No matter what is being measured, it is critical that the measuring instrument chosen be capable of providing an accurate and repeatable measurement of whatever needs measuring. It sounds simple – – but isn’t. In general, the larger the scale the less accurate an instrument becomes. Let’s use weight as an example.
Weighing devices come in a vast array of sizes, shapes and capacities. A precision laboratory scale can usually weigh things down to a small fraction of a milligram. Such a scale can, for example, easily measure the weight of a single penny. In most cases the laboratory scale would also be able to measure the weight of at least several pennies. Assuming that all pennies are of approximately the same weight, it would be an easy matter to determine how many pennies were on the scale by dividing their total weight by the known weight of a single penny. Granted, the result of the division will not likely come out to be an exact integer but a little interpolation will tell you if there are 7, 8, or 12 pennies in the pile being weighed. Now, let’s say that instead of a few pennies we have several thousand pennies. Most precision laboratory scales are not capable of weighing thousands of pennies. So, instead, let’s assume we use a bathroom scale. The problem is that bathroom scale, although it is capable of weighing our several thousand pennies doesn’t give us a very accurate reading. If it is one of those scales with a spring and a dial you may be able to read it with an accuracy of plus or minus one pound (and that’s assuming that the scale is correctly calibrated). The best digital scale may read to an accuracy of plus or minus 1/10 of a pound and we all know that those scales, at least the ones in our Doctor’s offices, are subject to some real calibration problems. All of a sudden, our old scheme of dividing the total weight by that of a single penny to determine how many pennies there are altogether becomes pretty useless. We can get an approximate number but I don’t think any of us would place any bet that we would hit the number precisely.

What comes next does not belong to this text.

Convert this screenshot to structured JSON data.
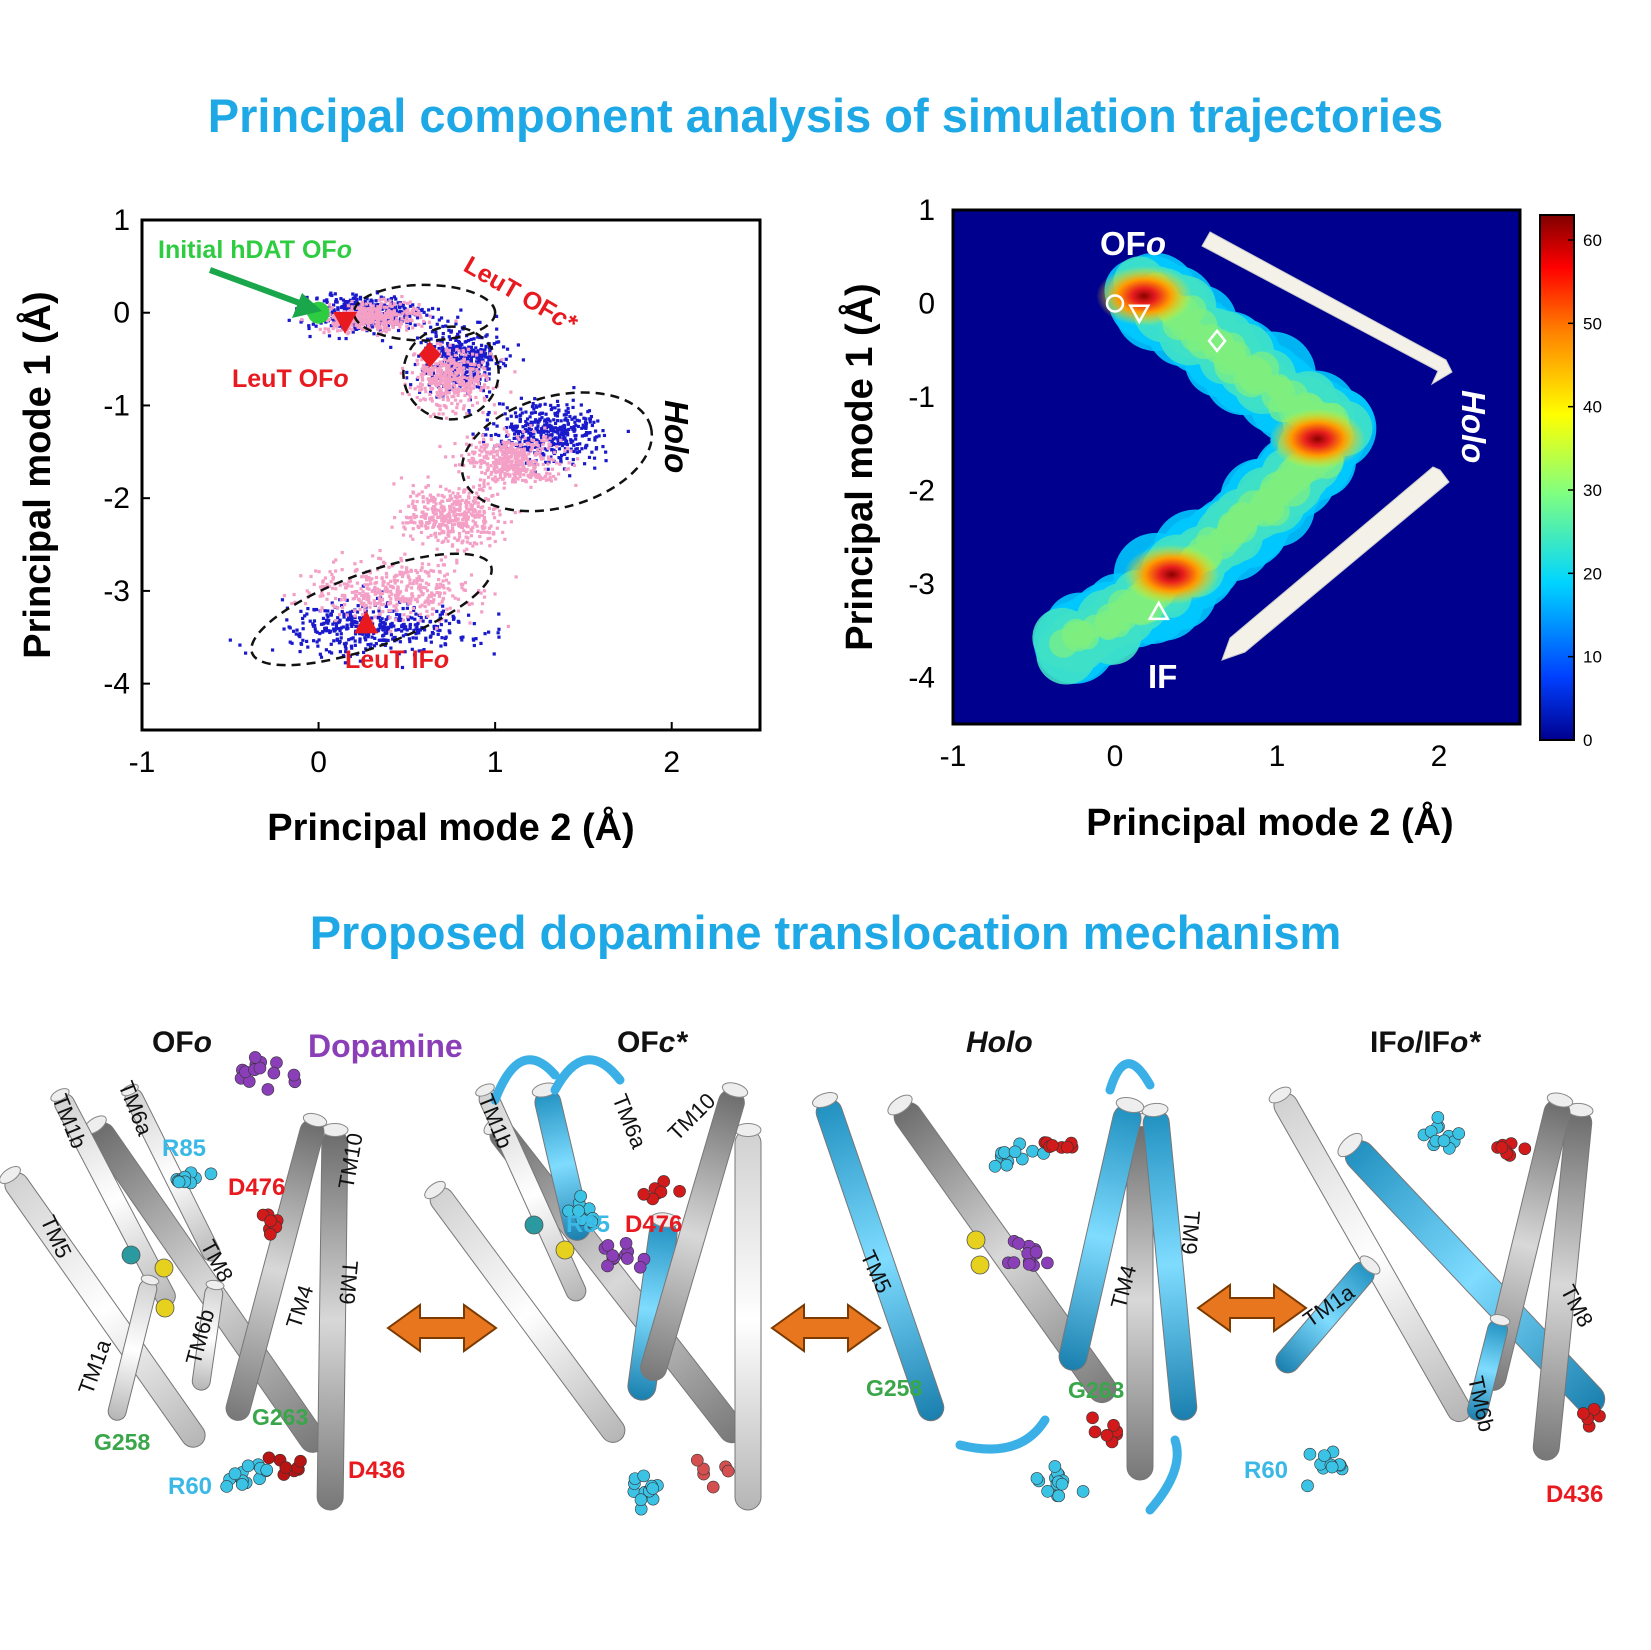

The same is true in whatever we measure. The larger the scale, the less accurate the measurement is. In most cases a measuring instrument’s rated accuracy is given as a percentage its total capacity or “full scale.” If a bathroom scale is capable of measuring 300 pounds and is accurate to 1% of its total scale then we know that we can expect that something that registers as 150 pounds on the scale may actually weigh anywhere from 147 to 153 pounds. Using a different, more sophisticated device with the same 300 pound maximum capacity but an accuracy of .01% of full scale would narrow the range of our 150 pound object to between 149.7 and 150.3 pounds. In either case, the 300 pound capacity scale would not be able to accurately weigh a single penny with sufficient accuracy to do that division thing described above.
Practical Demonstration – While standing on the bathroom scale (a digital one works best for this) start picking up pennies and putting them in your pocket. See how many pennies you have to put in your pocket before the scale jumps to the next number. Then pick up a bowling ball! The bathroom scale barely sees pennies but can, easily, detect a bowling ball in your pocket!
This basic example applies to any measuring task we undertake. A 50 foot tape measure is not appropriate for measuring a few 1000ths of an inch nor is it appropriate for measuring the distance to the moon. Those tasks require other instruments.
Finally, when taking measurements of any kind make sure you know the accuracy of the device being used and factor the possible inaccuracy into any conclusions drawn as a margin of error.